Семьдесят, лет назад такую ситуацию и вообразить было невозможно.
6 августа 1919 года нью-йоркский журнал «Нью рипаблик» опубликовал «Полдень фавна» и заплатил автору первый в его жизни гонорар — пятнадцать долларов. Эта победа чрезвычайно вдохновила автора, а также его литературного опекуна, и они принялись рассылать рукописи в различные издания. Стихи повсюду отклоняли, иногда с объяснениями, иногда без всяких объяснений… Однажды, сильно раздраженные очередным отказом, друзья решили разыграть издателей. Переписали знаменитую поэму Кольриджа «Хан Кублы» и, подписав ее собственным именем автора, отправили в редакцию журнала. Пришел ответ: «Мистер Кольридж, нам понравилась Ваша поэма, но, к сожалению, опубликовать ее в настоящее время не представляется возможным». Фолкнер мог чувствовать себя удовлетворенным: если уж Кольриджа не хотят печатать, стало быть, не в том дело, что стихи молодого автора дурны, — просто издательским миром правят дураки.

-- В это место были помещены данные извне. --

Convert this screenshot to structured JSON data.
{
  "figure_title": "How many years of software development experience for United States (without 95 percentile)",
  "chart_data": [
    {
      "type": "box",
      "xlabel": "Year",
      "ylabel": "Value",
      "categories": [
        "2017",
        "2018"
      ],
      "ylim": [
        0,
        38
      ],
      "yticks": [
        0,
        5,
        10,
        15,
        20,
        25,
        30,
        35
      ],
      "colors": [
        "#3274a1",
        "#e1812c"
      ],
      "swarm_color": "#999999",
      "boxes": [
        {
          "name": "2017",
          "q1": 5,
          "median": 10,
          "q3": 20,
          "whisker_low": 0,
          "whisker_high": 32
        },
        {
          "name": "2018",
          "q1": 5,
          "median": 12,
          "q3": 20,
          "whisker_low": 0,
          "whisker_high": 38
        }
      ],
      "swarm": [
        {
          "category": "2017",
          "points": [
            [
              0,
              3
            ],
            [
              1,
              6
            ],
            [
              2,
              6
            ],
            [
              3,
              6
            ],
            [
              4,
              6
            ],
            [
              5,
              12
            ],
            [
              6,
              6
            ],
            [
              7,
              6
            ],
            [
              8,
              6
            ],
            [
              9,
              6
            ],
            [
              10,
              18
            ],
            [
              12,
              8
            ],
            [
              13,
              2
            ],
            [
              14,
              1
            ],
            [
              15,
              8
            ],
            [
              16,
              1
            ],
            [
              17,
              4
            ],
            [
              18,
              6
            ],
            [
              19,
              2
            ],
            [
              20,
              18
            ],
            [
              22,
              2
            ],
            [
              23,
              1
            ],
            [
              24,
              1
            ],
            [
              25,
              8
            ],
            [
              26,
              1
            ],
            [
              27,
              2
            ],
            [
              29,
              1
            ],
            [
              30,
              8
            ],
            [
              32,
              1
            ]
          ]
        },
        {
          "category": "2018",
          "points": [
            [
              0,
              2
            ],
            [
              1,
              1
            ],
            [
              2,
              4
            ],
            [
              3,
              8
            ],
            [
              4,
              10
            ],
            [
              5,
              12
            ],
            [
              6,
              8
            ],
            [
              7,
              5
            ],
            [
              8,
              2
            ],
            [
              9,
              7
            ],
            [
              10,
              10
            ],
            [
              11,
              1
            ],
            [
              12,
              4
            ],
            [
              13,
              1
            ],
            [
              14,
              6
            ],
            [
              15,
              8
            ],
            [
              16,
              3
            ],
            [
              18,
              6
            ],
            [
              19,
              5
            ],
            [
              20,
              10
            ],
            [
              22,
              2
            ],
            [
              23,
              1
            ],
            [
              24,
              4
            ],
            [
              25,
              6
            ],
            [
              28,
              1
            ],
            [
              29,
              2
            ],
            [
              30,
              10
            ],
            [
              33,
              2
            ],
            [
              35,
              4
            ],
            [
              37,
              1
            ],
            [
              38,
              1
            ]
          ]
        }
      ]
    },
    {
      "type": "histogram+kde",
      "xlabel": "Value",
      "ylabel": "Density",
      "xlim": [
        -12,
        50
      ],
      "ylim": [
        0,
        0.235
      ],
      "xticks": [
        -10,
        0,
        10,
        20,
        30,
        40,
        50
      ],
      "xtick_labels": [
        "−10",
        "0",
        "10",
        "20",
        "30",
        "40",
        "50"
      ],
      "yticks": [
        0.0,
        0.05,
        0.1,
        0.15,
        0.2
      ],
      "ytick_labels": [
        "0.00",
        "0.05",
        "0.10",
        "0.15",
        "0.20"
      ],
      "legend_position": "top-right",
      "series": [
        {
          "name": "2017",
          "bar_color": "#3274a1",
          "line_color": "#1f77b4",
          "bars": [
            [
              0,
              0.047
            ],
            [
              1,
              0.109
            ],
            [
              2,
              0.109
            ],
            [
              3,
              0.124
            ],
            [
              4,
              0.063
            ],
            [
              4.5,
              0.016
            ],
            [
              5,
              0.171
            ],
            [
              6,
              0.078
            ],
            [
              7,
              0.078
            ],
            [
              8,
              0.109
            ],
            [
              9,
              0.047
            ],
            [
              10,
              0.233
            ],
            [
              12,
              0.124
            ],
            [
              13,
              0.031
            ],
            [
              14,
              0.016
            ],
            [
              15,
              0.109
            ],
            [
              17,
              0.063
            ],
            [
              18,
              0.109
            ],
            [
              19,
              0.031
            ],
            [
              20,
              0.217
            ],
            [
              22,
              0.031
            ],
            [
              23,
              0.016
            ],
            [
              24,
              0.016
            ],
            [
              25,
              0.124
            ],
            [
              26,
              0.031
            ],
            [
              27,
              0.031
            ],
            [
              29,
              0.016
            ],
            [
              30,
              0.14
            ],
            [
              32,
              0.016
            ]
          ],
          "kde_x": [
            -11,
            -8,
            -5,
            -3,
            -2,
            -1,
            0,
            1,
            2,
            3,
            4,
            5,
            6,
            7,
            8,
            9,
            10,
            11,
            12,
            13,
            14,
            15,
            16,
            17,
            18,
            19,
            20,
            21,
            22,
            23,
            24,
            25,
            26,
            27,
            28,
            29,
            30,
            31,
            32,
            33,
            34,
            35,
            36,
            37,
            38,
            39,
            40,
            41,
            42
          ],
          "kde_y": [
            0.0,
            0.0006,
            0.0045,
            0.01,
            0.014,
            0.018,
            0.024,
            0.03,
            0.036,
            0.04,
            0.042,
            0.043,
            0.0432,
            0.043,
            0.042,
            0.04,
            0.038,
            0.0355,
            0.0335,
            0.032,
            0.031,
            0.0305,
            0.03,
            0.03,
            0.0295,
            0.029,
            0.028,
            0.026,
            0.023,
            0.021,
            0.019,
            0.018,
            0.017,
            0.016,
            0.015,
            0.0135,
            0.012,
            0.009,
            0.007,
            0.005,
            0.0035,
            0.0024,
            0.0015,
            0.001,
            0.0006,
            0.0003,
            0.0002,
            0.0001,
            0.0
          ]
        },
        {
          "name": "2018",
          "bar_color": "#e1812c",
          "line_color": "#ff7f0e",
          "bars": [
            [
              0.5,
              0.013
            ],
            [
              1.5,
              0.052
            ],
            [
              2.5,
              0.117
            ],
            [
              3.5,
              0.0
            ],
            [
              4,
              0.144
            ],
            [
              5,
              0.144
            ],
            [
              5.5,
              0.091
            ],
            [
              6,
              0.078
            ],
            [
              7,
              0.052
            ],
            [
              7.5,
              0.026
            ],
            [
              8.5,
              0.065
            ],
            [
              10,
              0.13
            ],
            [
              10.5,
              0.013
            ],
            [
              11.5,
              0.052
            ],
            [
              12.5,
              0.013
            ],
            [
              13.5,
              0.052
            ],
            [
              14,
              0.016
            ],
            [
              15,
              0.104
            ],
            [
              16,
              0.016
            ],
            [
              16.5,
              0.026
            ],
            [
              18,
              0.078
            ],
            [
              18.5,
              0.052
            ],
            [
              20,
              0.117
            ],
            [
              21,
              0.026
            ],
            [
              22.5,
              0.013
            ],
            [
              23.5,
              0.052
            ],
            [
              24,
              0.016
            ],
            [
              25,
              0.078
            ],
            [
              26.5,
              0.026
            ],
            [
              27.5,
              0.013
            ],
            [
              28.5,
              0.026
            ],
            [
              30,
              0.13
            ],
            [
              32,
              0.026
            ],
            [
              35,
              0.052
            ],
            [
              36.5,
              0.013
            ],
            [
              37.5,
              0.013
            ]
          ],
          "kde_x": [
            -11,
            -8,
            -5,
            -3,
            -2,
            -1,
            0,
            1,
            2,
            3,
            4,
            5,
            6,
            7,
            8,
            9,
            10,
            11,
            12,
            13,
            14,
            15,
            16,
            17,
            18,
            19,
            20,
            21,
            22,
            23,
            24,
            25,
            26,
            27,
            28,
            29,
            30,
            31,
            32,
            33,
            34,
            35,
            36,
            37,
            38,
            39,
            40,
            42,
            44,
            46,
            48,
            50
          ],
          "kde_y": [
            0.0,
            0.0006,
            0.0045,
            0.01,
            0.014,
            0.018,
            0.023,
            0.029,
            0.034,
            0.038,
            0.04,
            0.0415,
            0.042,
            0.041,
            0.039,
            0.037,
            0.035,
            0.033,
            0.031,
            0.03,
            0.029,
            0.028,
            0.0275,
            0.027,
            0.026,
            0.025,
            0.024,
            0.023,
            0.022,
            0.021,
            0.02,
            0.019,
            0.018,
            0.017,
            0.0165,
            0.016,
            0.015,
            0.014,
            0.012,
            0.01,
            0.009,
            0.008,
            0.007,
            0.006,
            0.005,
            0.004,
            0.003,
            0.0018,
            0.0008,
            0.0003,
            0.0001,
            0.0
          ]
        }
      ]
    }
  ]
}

Пошутив, Фолкнер все же возобновил попытки. — эффект был прежним. Тогда Стоун принялся за дело решительно — предложил сделать авторское, то есть за собственный счет, издание. Таким образом тиражом в тысячу экземпляров и был отпечатан известный уже нам «Мраморный фавн».
Сборник встретило полное молчание критики и такое же равнодушие публики. Забегая вперед, скажу, что та же судьба ожидала вторую — и последнюю — поэтическую книгу Фолкнера «Зеленая ветвь». К тому времени — дело происходило в 1933 году — автор уже завоевал некоторое положение в литературе, но не помогло и это — спроса не было. Правда, ко второму поражению Фолкнер отнесся хладнокровно, примирившись, очевидно, с тем, что поэта из него не получилось. Во всяком случае, к стихотворной форме он, по существу, больше не возвращался и издать ранее написанное попыток не предпринимал.
Есть, впрочем, некоторые основания полагать, что и в молодости, в самую бурную пору стихотворчества, он уже смутно подозревал, что взялся не за свое дело. Свидетельства косвенные, но все же внимания они заслуживают.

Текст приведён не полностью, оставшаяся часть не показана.